Grant recipients may use funds for treatment and recovery programs, assistance with co-occurring disorders and mental health issues, opioid abuse education and prevention, efforts to ensure proper prescribing of opioids, and strategies to decrease the supply of narcotics.
Canadian County’s population was 154,405 in the 2020 U.S. Census, Canadian County Commission Chairman Dave Anderson pointed out in the letter authorizing the grant request.
Canadian County’s estimated population on July 1, 2022 was 169,149, Census Bureau data shows.
Canadian County is Oklahoma’s fourth largest county, after Oklahoma City, Tulsa and Cleveland.
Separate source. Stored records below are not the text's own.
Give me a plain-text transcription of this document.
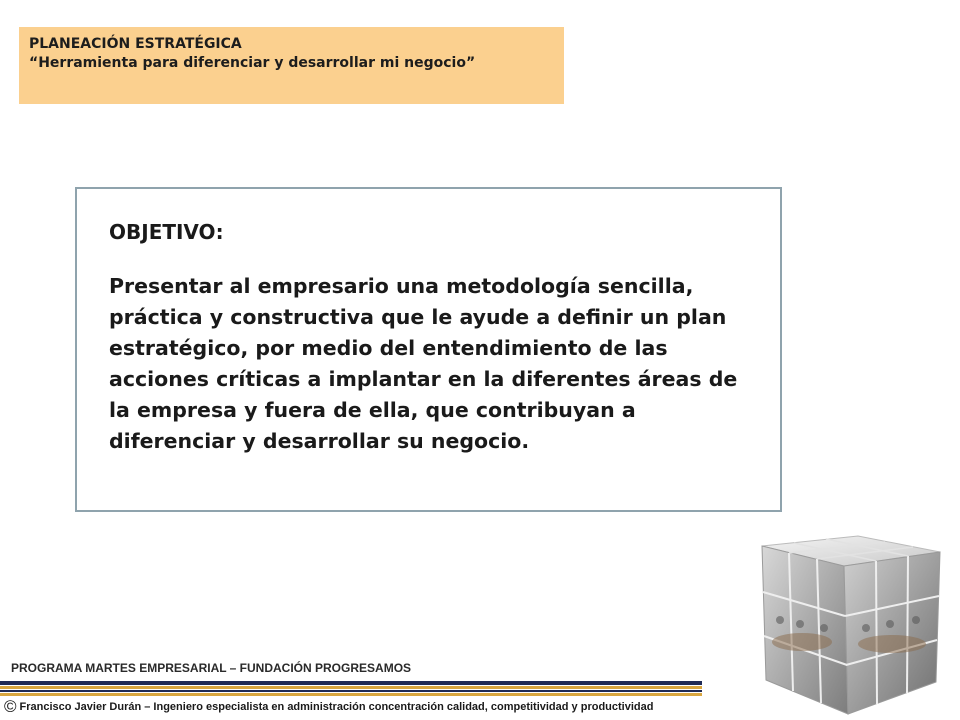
PLANEACIÓN ESTRATÉGICA
“Herramienta para diferenciar y desarrollar mi negocio”
OBJETIVO:
Presentar al empresario una metodología sencilla, práctica y constructiva que le ayude a definir un plan estratégico, por medio del entendimiento de las acciones críticas a implantar en la diferentes áreas de la empresa y fuera de ella, que contribuyan a diferenciar y desarrollar su negocio.
PROGRAMA MARTES EMPRESARIAL – FUNDACIÓN PROGRESAMOS
© Francisco Javier Durán – Ingeniero especialista en administración concentración calidad, competitividad y productividad
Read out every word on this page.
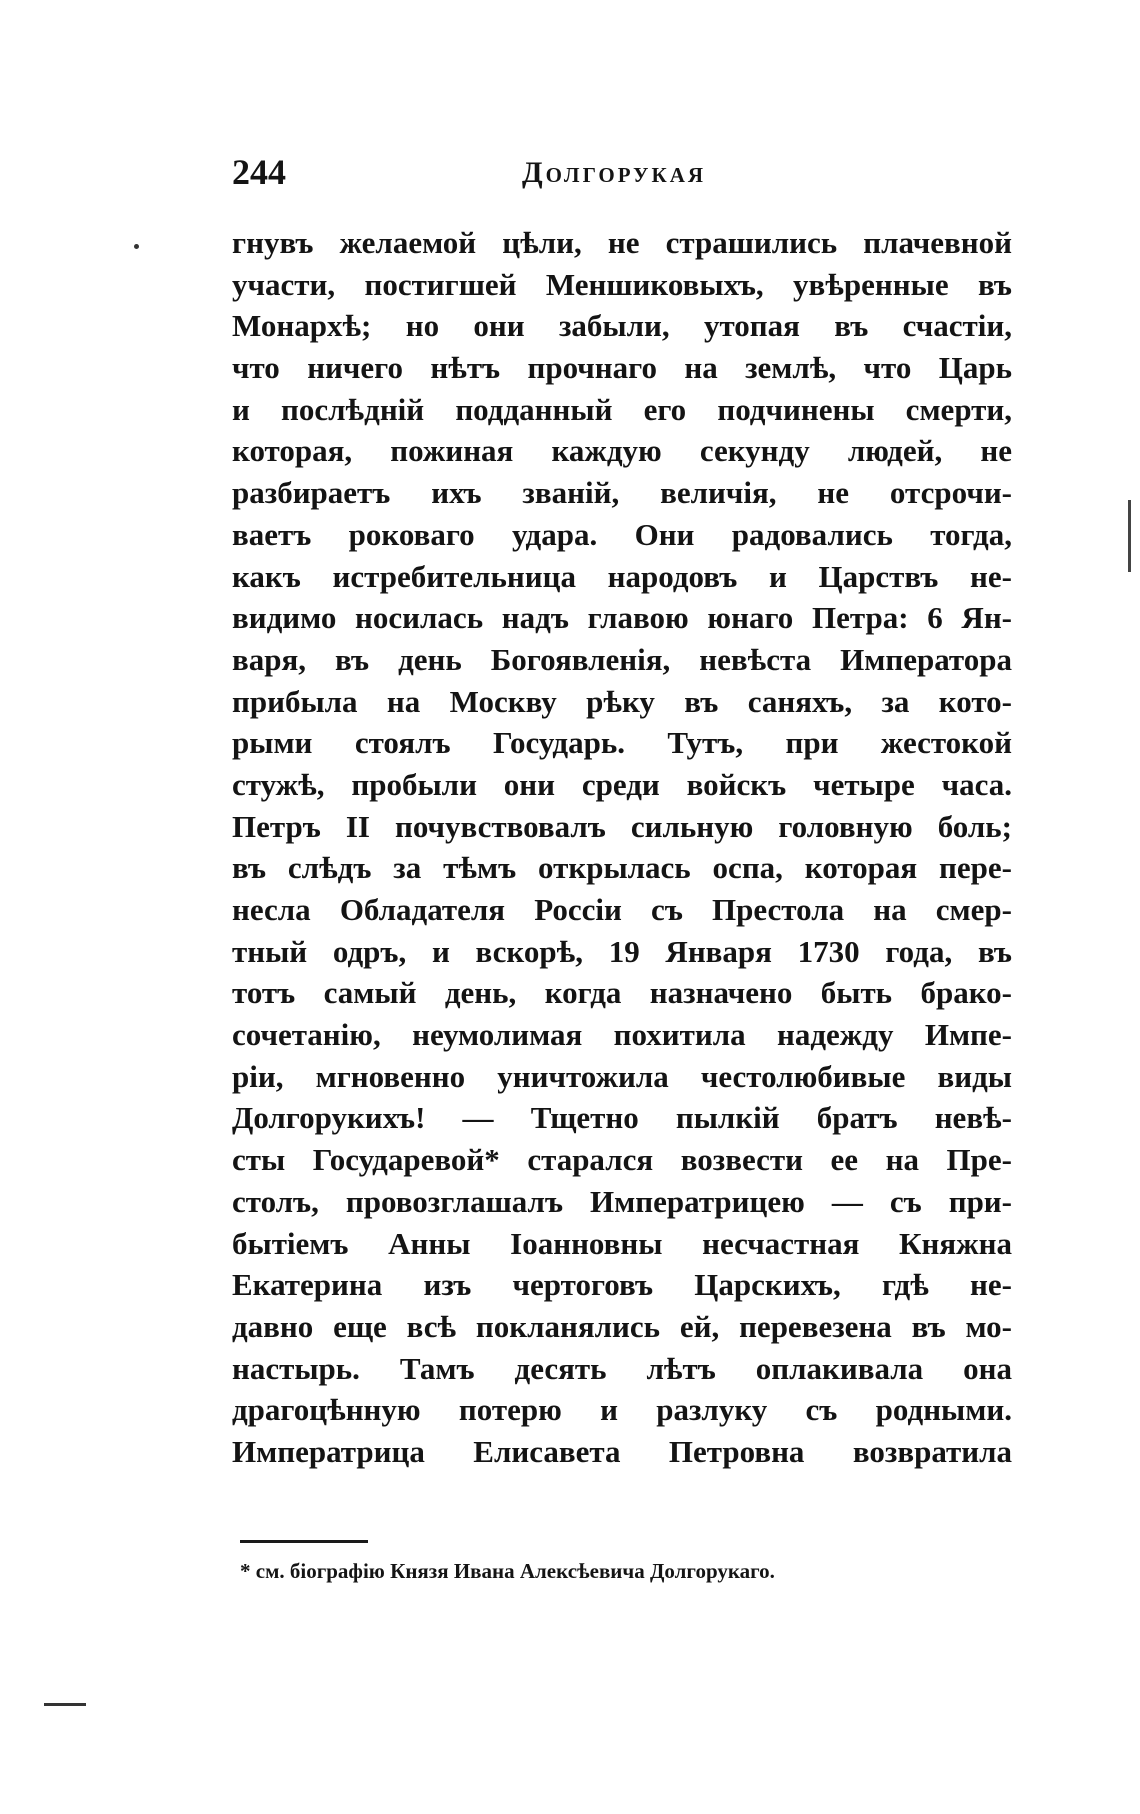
244	Долгорукая
гнувъ желаемой цѣли, не страшились плачевной
участи, постигшей Меншиковыхъ, увѣренные въ
Монархѣ; но они забыли, утопая въ счастіи,
что ничего нѣтъ прочнаго на землѣ, что Царь
и послѣдній подданный его подчинены смерти,
которая, пожиная каждую секунду людей, не
разбираетъ ихъ званій, величія, не отсрочи-
ваетъ роковаго удара. Они радовались тогда,
какъ истребительница народовъ и Царствъ не-
видимо носилась надъ главою юнаго Петра: 6 Ян-
варя, въ день Богоявленія, невѣста Императора
прибыла на Москву рѣку въ саняхъ, за кото-
рыми стоялъ Государь. Тутъ, при жестокой
стужѣ, пробыли они среди войскъ четыре часа.
Петръ II почувствовалъ сильную головную боль;
въ слѣдъ за тѣмъ открылась оспа, которая пере-
несла Обладателя Россіи съ Престола на смер-
тный одръ, и вскорѣ, 19 Января 1730 года, въ
тотъ самый день, когда назначено быть брако-
сочетанію, неумолимая похитила надежду Импе-
ріи, мгновенно уничтожила честолюбивые виды
Долгорукихъ! — Тщетно пылкій братъ невѣ-
сты Государевой* старался возвести ее на Пре-
столъ, провозглашалъ Императрицею — съ при-
бытіемъ Анны Іоанновны несчастная Княжна
Екатерина изъ чертоговъ Царскихъ, гдѣ не-
давно еще всѣ покланялись ей, перевезена въ мо-
настырь. Тамъ десять лѣтъ оплакивала она
драгоцѣнную потерю и разлуку съ родными.
Императрица Елисавета Петровна возвратила
* см. біографію Князя Ивана Алексѣевича Долгорукаго.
The population has more than doubled over the past three decades.
The Oklahoma Legislature approved the Political Subdivisions Opioid Abatement Grants Act “to promote the health of Oklahomans by using monetary grants to abate the opioid crisis in a comprehensive manner that includes cooperation and collaboration with political subdivisions.
The nine-member Oklahoma Opioid Abatement Board is comprised of the attorney general and representatives of the governor, state auditor and inspector, state treasurer, state superintendent of public instruction, speaker of the Oklahoma House of Representatives, and president pro tempore of the Oklahoma State Senate.
ODDS ‘N ENDS
Among other business at their Sept. 18th meeting, Canadian County Commissioners approved:
- A letter correcting the Oklahoma Department of Transportation (ODOT) county bridge inventory list – to move a bridge along Shepard Avenue south of Hefner Road from Canadian County to the City of El Reno.
- An application from the Emergency Management Department for an Oklahoma emergency management performance grant.
- A resolution to allow the Canadian County Sheriff’s Office to accept a $100 donation from Dennis Sorensen for the K-9 program.
Canadian County Jail Administrator Kristie Carter on Sept. 18 presented the weekly county jail report to Canadian County Commissioners.
The update showed an inmate population totaling 204, with 174 prisoners at the El Reno detention center and 30 others housed in contracted counties.
The total count is down 12 from last week as 41 prisoners await transfer to state Department of Corrections (DOC) custody.